Los Angeles Angels and Anthony Rendon Negotiate Contract Termination
The Los Angeles Angels and third baseman Anthony Rendon are in talks to terminate the final year of his contract, a move that could end a seven-year, $245 million deal that didn’t meet expectations for the team.
Rendon, who spent the entire 2025 season recovering from hip surgery, is expected to retire.
The 35-year-old player is owed $38 million in 2026. Although a possible buyout of that remaining money has not been finalized, and situations like this can get complicated, the expectation is that Rendon will defer at least part of that money, which will give the team more financial flexibility to address needs this offseason.Anthony Rendon would be close to retiring if he and the Angels reach an agreement to terminate the last year of his seven-year, $245 million contract. Rendon has only participated in 205 of 810 games in the last five seasons due to injuries.
The Angels made Rendon the highest-paid third baseman in the game in December 2019, after seeing him shine with the Washington Nationals, who were then World Series champions. If the Angels and Rendon’s agent, Scott Boras, manage to finalize the termination, he will have played only a quarter of the Angels’ games during the term of that contract, accumulating 3.7 wins above replacement (fWAR) according to FanGraphs.
Selected in the first round by Rice University in 2011, Rendon established himself as one of the best all-around players in the game with a rising group in Washington. He was a hitting genius and a talented defender, and from 2016 to 2019 only nine position players recorded more fWAR.
Rendon had a .299/.384/.528 average in that four-year period. His final season with the Nationals saw him finish third in the National League MVP voting after posting a 1.010 OPS, the highest of his career, along with 34 home runs and 126 RBIs, the most in the league, as he became a star in a postseason run that ended with the franchise’s first title.
With the focus on him, Rendon’s publicly limited interest in baseball, he often admitted that it is not his main priority, that it is simply a job, and that he does not care about praise or attention, became an endearing part of his personality. Over the years, it became a referendum on his lack of productivity.
Rendon looked a lot like himself during a 2020 season that was interrupted by the COVID-19 pandemic. It turned out to be the last time the Angels experienced anything close to Rendon’s best. In the following four years, he batted just .231/.329/.336 while participating in 205 of 648 possible games. Injuries to his left groin, left knee, left thigh, left shin, left oblique, lower back, both wrists, and both hips sent him to the injured list.

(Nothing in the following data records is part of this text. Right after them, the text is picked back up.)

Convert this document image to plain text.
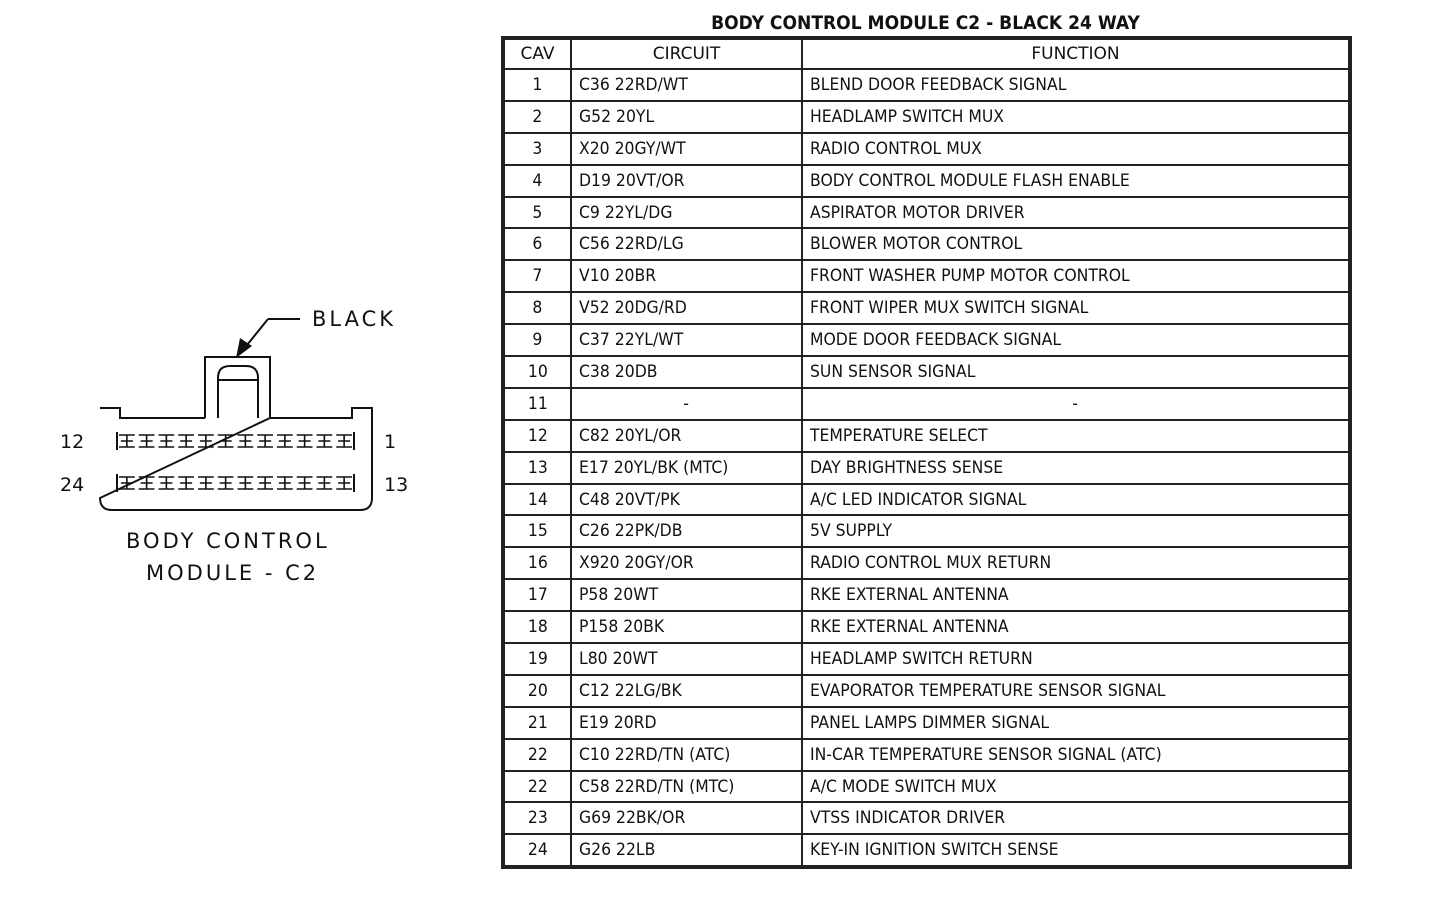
BLACK
12	1
24	13
BODY CONTROL
MODULE - C2
BODY CONTROL MODULE C2 - BLACK 24 WAY
CAV	CIRCUIT	FUNCTION
1	C36 22RD/WT	BLEND DOOR FEEDBACK SIGNAL
2	G52 20YL	HEADLAMP SWITCH MUX
3	X20 20GY/WT	RADIO CONTROL MUX
4	D19 20VT/OR	BODY CONTROL MODULE FLASH ENABLE
5	C9 22YL/DG	ASPIRATOR MOTOR DRIVER
6	C56 22RD/LG	BLOWER MOTOR CONTROL
7	V10 20BR	FRONT WASHER PUMP MOTOR CONTROL
8	V52 20DG/RD	FRONT WIPER MUX SWITCH SIGNAL
9	C37 22YL/WT	MODE DOOR FEEDBACK SIGNAL
10	C38 20DB	SUN SENSOR SIGNAL
11	-	-
12	C82 20YL/OR	TEMPERATURE SELECT
13	E17 20YL/BK (MTC)	DAY BRIGHTNESS SENSE
14	C48 20VT/PK	A/C LED INDICATOR SIGNAL
15	C26 22PK/DB	5V SUPPLY
16	X920 20GY/OR	RADIO CONTROL MUX RETURN
17	P58 20WT	RKE EXTERNAL ANTENNA
18	P158 20BK	RKE EXTERNAL ANTENNA
19	L80 20WT	HEADLAMP SWITCH RETURN
20	C12 22LG/BK	EVAPORATOR TEMPERATURE SENSOR SIGNAL
21	E19 20RD	PANEL LAMPS DIMMER SIGNAL
22	C10 22RD/TN (ATC)	IN-CAR TEMPERATURE SENSOR SIGNAL (ATC)
22	C58 22RD/TN (MTC)	A/C MODE SWITCH MUX
23	G69 22BK/OR	VTSS INDICATOR DRIVER
24	G26 22LB	KEY-IN IGNITION SWITCH SENSE
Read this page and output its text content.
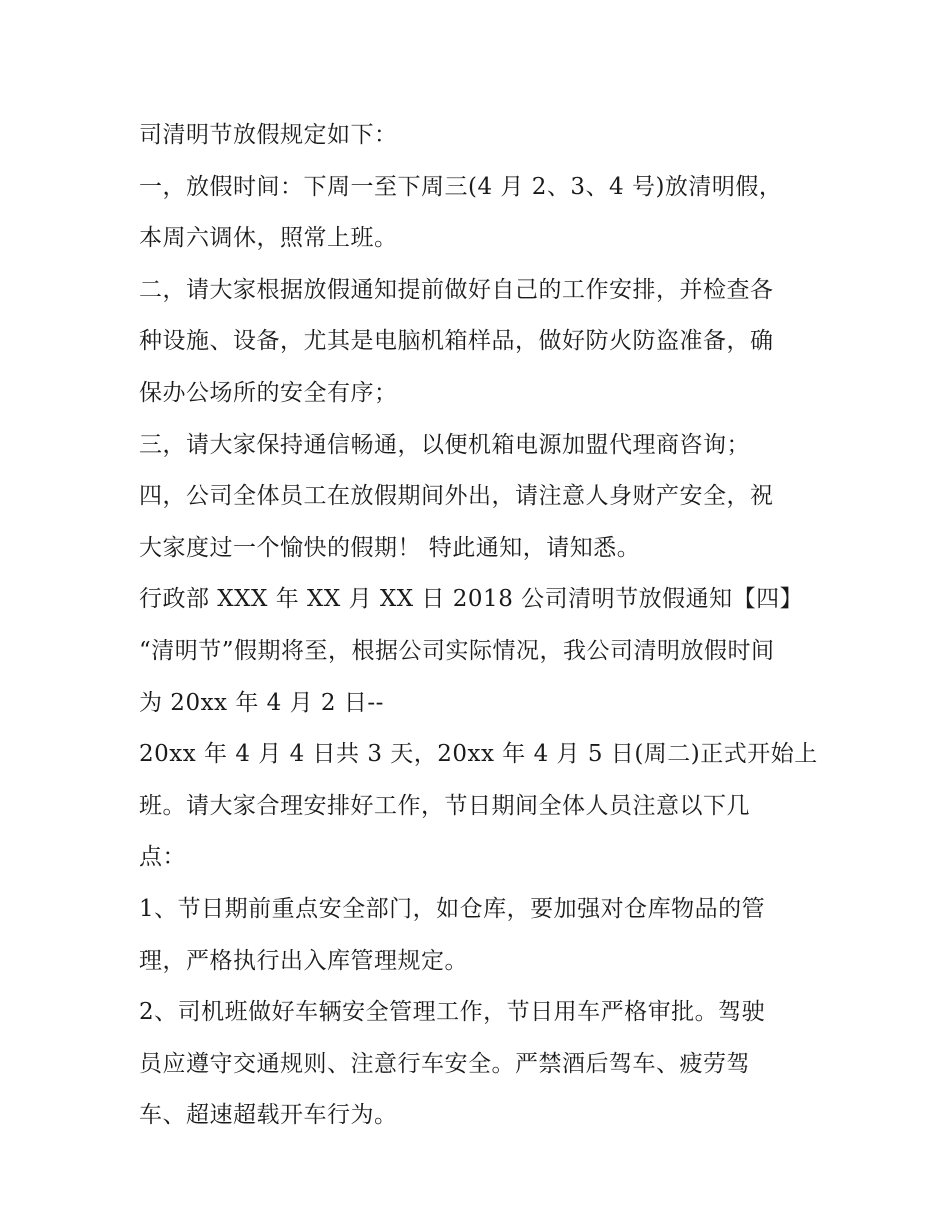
司清明节放假规定如下：
一，放假时间：下周一至下周三(4 月 2、3、4 号)放清明假，
本周六调休，照常上班。
二，请大家根据放假通知提前做好自己的工作安排，并检查各
种设施、设备，尤其是电脑机箱样品，做好防火防盗准备，确
保办公场所的安全有序；
三，请大家保持通信畅通，以便机箱电源加盟代理商咨询；
四，公司全体员工在放假期间外出，请注意人身财产安全，祝
大家度过一个愉快的假期！ 特此通知，请知悉。
行政部 XXX 年 XX 月 XX 日 2018 公司清明节放假通知【四】
“清明节”假期将至，根据公司实际情况，我公司清明放假时间
为 20xx 年 4 月 2 日--
20xx 年 4 月 4 日共 3 天，20xx 年 4 月 5 日(周二)正式开始上
班。请大家合理安排好工作，节日期间全体人员注意以下几
点：
1、节日期前重点安全部门，如仓库，要加强对仓库物品的管
理，严格执行出入库管理规定。
2、司机班做好车辆安全管理工作，节日用车严格审批。驾驶
员应遵守交通规则、注意行车安全。严禁酒后驾车、疲劳驾
车、超速超载开车行为。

The final blow came on February 12, 2025, when the Angels announced at the start of spring training that Rendon would undergo hip surgery and miss the season. Rendon spent the entire season away from the team, mainly rehabilitating near his home in Houston. His last home run with the team occurred on July 1, 2023. He never played in more than 58 games in a season.
The Rendon contract coincided with Mike Trout suffering a similar series of bad luck with injuries. The lack of availability of those two players, by far the highest paid on the team, along with the general lack of depth throughout the roster, only further accentuated the Angels’ downfall despite the emergence of Shohei Ohtani as a two-way phenomenon.
The Angels haven’t reached the playoffs since 2014 and haven’t won a playoff game since 2009. The 2025 season marked their tenth consecutive season with a sub-.500 record. Kurt Suzuki, Rendon’s teammate on the 2019 Nationals, has been named the Angels’ manager, the team’s sixth in eight years.
Soon, at least, they will be able to move on to third base.